In Mexico, meanwhile, at least 26 Catholic priests were murdered in the six years since 2018. Drug cartels target them not for what they do, but for what they represent: Moral order, stability and courage in the face of terror. Colombia’s rural dioceses have also mourned Christian leaders silenced by armed groups who viewed their faith and community work as threats, as underscored by the recent discovery of eight murdered church leaders in a mass grave.

Elsewhere in Africa, a report by Aid to the Church in Need (ACN) has detailed kidnappings and killings orchestrated in Nigeria by Boko Haram and Fulani terrorists, targeting priests and nuns to weaken Christian communities in the region.

In Kerio Valley, the emotional toll is mounting. The Chesongoch Mission Hospital had served thousands. It now stands quiet. For many residents, the hospital’s closure was not just a loss of healthcare but a sign of abandonment.

The Catholic Church in Kenya has taken a stand. The Kenya Conference of Catholic Bishops (KCCB) condemned the killings and demanded justice.

But justice has remained elusive.

The church’s retreat may be both tactical and spiritual, evoking Matthew 10:14: “And whosoever shall not receive you ... shake off the dust of your feet.”

It is a painful metaphor. The faithful of Kerio Valley did not drive the priests away. But neither could they keep them safe.

The government’s absence is felt here. Roads go unrepaired. Security patrols come late or never. Rumors move faster than radio. And in that vacuum, a priest’s cassock becomes a bullseye — especially if he is not from the right ethnic group or is seen too often with police.

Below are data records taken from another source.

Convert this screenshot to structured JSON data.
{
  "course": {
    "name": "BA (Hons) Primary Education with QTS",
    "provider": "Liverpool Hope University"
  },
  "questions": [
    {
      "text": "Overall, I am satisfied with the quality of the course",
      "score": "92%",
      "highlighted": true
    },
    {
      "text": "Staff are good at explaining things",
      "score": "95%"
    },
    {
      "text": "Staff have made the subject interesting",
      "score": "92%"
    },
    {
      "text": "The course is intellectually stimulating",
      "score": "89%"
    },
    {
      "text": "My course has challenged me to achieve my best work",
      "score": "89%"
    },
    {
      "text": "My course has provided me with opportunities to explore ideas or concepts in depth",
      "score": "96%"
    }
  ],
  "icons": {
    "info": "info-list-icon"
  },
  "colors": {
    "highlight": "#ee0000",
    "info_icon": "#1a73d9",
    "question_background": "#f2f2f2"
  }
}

In many ways, religious leaders now stand where aid workers once did. Their role — spiritual, social and humanitarian — is expansive. Their visibility makes them vulnerable.

What happens now? The Catholic Church will not abandon its mission, but it is rethinking how that mission unfolds in fragile states. Without stronger government protection or new models of engagement, there is only so much that faith alone can carry.

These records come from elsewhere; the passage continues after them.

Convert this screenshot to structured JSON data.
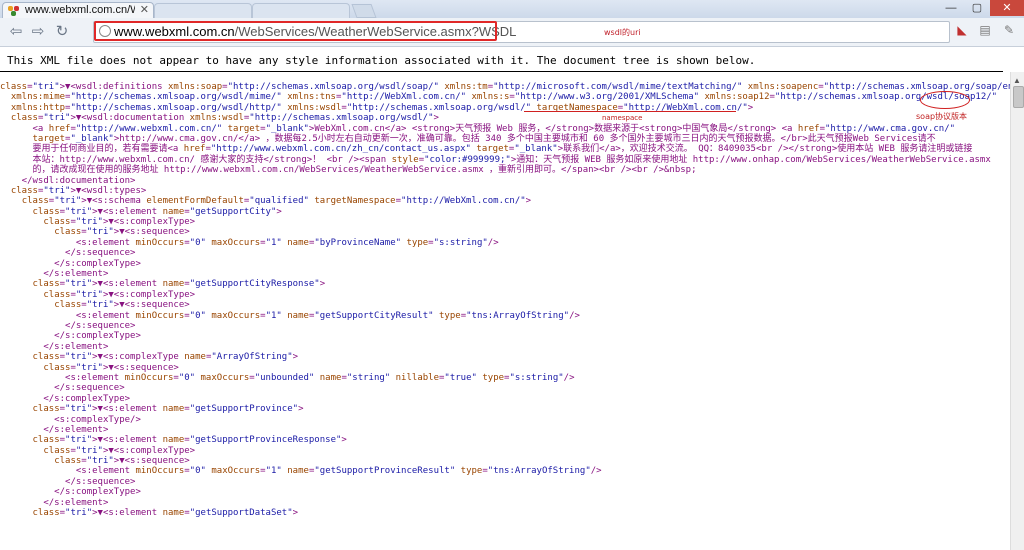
{
  "browser": {
    "tab_title": "www.webxml.com.cn/We",
    "url_host": "www.webxml.com.cn",
    "url_path": "/WebServices/WeatherWebService.asmx?WSDL"
  },
  "annotations": {
    "wsdl_uri": "wsdl的uri",
    "namespace": "namespace",
    "soap_version": "soap协议版本"
  },
  "info_message": "This XML file does not appear to have any style information associated with it. The document tree is shown below.",
  "xml_lines": [
    "▼<wsdl:definitions xmlns:soap=\"http://schemas.xmlsoap.org/wsdl/soap/\" xmlns:tm=\"http://microsoft.com/wsdl/mime/textMatching/\" xmlns:soapenc=\"http://schemas.xmlsoap.org/soap/encoding/\"",
    "  xmlns:mime=\"http://schemas.xmlsoap.org/wsdl/mime/\" xmlns:tns=\"http://WebXml.com.cn/\" xmlns:s=\"http://www.w3.org/2001/XMLSchema\" xmlns:soap12=\"http://schemas.xmlsoap.org/wsdl/soap12/\"",
    "  xmlns:http=\"http://schemas.xmlsoap.org/wsdl/http/\" xmlns:wsdl=\"http://schemas.xmlsoap.org/wsdl/\" targetNamespace=\"http://WebXml.com.cn/\">",
    "  ▼<wsdl:documentation xmlns:wsdl=\"http://schemas.xmlsoap.org/wsdl/\">",
    "      <a href=\"http://www.webxml.com.cn/\" target=\"_blank\">WebXml.com.cn</a> <strong>天气预报 Web 服务，</strong>数据来源于<strong>中国气象局</strong> <a href=\"http://www.cma.gov.cn/\"",
    "      target=\"_blank\">http://www.cma.gov.cn/</a> ，数据每2.5小时左右自动更新一次，准确可靠。包括 340 多个中国主要城市和 60 多个国外主要城市三日内的天气预报数据。</br>此天气预报Web Services请不",
    "      要用于任何商业目的，若有需要请<a href=\"http://www.webxml.com.cn/zh_cn/contact_us.aspx\" target=\"_blank\">联系我们</a>，欢迎技术交流。 QQ：8409035<br /></strong>使用本站 WEB 服务请注明或链接",
    "      本站：http://www.webxml.com.cn/ 感谢大家的支持</strong>！ <br /><span style=\"color:#999999;\">通知：天气预报 WEB 服务如原来使用地址 http://www.onhap.com/WebServices/WeatherWebService.asmx",
    "      的，请改成现在使用的服务地址 http://www.webxml.com.cn/WebServices/WeatherWebService.asmx ，重新引用即可。</span><br /><br />&nbsp;",
    "    </wsdl:documentation>",
    "  ▼<wsdl:types>",
    "    ▼<s:schema elementFormDefault=\"qualified\" targetNamespace=\"http://WebXml.com.cn/\">",
    "      ▼<s:element name=\"getSupportCity\">",
    "        ▼<s:complexType>",
    "          ▼<s:sequence>",
    "              <s:element minOccurs=\"0\" maxOccurs=\"1\" name=\"byProvinceName\" type=\"s:string\"/>",
    "            </s:sequence>",
    "          </s:complexType>",
    "        </s:element>",
    "      ▼<s:element name=\"getSupportCityResponse\">",
    "        ▼<s:complexType>",
    "          ▼<s:sequence>",
    "              <s:element minOccurs=\"0\" maxOccurs=\"1\" name=\"getSupportCityResult\" type=\"tns:ArrayOfString\"/>",
    "            </s:sequence>",
    "          </s:complexType>",
    "        </s:element>",
    "      ▼<s:complexType name=\"ArrayOfString\">",
    "        ▼<s:sequence>",
    "            <s:element minOccurs=\"0\" maxOccurs=\"unbounded\" name=\"string\" nillable=\"true\" type=\"s:string\"/>",
    "          </s:sequence>",
    "        </s:complexType>",
    "      ▼<s:element name=\"getSupportProvince\">",
    "          <s:complexType/>",
    "        </s:element>",
    "      ▼<s:element name=\"getSupportProvinceResponse\">",
    "        ▼<s:complexType>",
    "          ▼<s:sequence>",
    "              <s:element minOccurs=\"0\" maxOccurs=\"1\" name=\"getSupportProvinceResult\" type=\"tns:ArrayOfString\"/>",
    "            </s:sequence>",
    "          </s:complexType>",
    "        </s:element>",
    "      ▼<s:element name=\"getSupportDataSet\">"
  ]
}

The story of these two priests does not end with their funerals. It continues in the empty corridors of Chesongoch Mission Hospital. In the silence after Sunday Mass. In the confusion of children who once looked up to men in white collars for answers and who now find no one there. To serve the poor has always been a costly calling.

For some, it now comes with the price of life itself.


Joseph Maina is a Kenyan journalist. He holds a Bachelor of Arts degree in journalism and media studies from the University of Nairobi. For the past decade, he has served as a correspondent for various print and digital publications in his native Kenya, Rwanda and South Africa.